The inaugural marathon turned out to be the birth of a performing arts organization that’s now a major international force in the realm of contemporary classical music (another unsatisfactory term for a whole world of music that can’t be readily defined). More than a quarter century on, Bang on a Can remains “dedicated to the support of experimental music, wherever we would find it.” It commissions and records new works, develops programs to foster a new generation of audiences and musicians, and presents numerous events, including the annual Bang on a Can Marathon.
The appeal of the marathon format, according to co-founder and composer (and Dan Savage look-alike) Michael Gordon, is that it encourages people to “let down their guard. The event is aimed at people who are interested in broad listening, who come to listen with open hears. Many people know what they like and might come to the Marathon to hear that type of music. The next thing on the line-up will be completely different, something they would have never come across otherwise. Everything moves quickly and the sets are pretty short. So they start listening to things that they wouldn’t normally encounter. That’s basically the whole point: to broaden your listening and to have a good time with it.”
The venue is important for that context. Seattle’s Bang on a Can Marathon is being co-presented by Seattle Theatre Group and On The Boards at the Moore Theatre. Gordon refers to Bang on a Can’s MO of performing in “neutral spaces, audience-friendly spaces” that shed any of those lingering fears (however unjustified) of the concert hall as a place where only the musically initiated can feel comfortable. He points out that museums and public spaces like the Winter Garden in New York have served this purpose well.
Gordon also has praise for the Seattle Symphony’s recent initiatives under Ludovic Morlot: “They’re doing a lot of progressive work — not only reaching out into other communities but also by doing a lot of interesting commissioning. Orchestras have to change their attitudes. The SSO is on the forefront of finding a way to be relevant today.”

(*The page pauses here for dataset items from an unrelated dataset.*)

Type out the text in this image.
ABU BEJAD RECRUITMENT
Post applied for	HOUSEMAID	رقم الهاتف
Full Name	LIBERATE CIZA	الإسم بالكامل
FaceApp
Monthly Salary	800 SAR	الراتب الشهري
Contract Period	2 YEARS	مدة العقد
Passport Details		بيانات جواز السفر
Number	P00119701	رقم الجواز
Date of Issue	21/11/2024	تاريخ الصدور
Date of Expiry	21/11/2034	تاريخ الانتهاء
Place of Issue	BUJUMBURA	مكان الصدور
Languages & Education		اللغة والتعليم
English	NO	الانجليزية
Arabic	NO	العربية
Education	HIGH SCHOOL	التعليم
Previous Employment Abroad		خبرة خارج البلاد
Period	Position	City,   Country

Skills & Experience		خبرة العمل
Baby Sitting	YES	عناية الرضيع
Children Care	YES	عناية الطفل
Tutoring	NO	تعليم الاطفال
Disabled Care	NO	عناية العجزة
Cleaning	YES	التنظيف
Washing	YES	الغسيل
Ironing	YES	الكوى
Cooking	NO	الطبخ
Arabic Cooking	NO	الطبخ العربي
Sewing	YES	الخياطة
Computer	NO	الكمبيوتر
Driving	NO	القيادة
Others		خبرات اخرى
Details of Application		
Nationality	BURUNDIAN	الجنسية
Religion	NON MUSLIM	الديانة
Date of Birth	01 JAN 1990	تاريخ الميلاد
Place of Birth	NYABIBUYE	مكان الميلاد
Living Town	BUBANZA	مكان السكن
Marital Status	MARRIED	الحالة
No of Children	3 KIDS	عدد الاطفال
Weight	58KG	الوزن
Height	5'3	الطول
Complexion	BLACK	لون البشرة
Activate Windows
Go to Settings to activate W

Bang on a Can’s Marathon will mix in work from adventurous Seattle-based or -associated composers and musicians with pieces by each of the organization’s co-founders. The whole event will be framed by new-music “classics” that have had a profound — and not always acknowledged — impact on the music world at large: Brian Eno’s ambient masterpiece, Music for Airports, and Music for 18 Musicians, one of Minimalist Steve Reich’s signature works.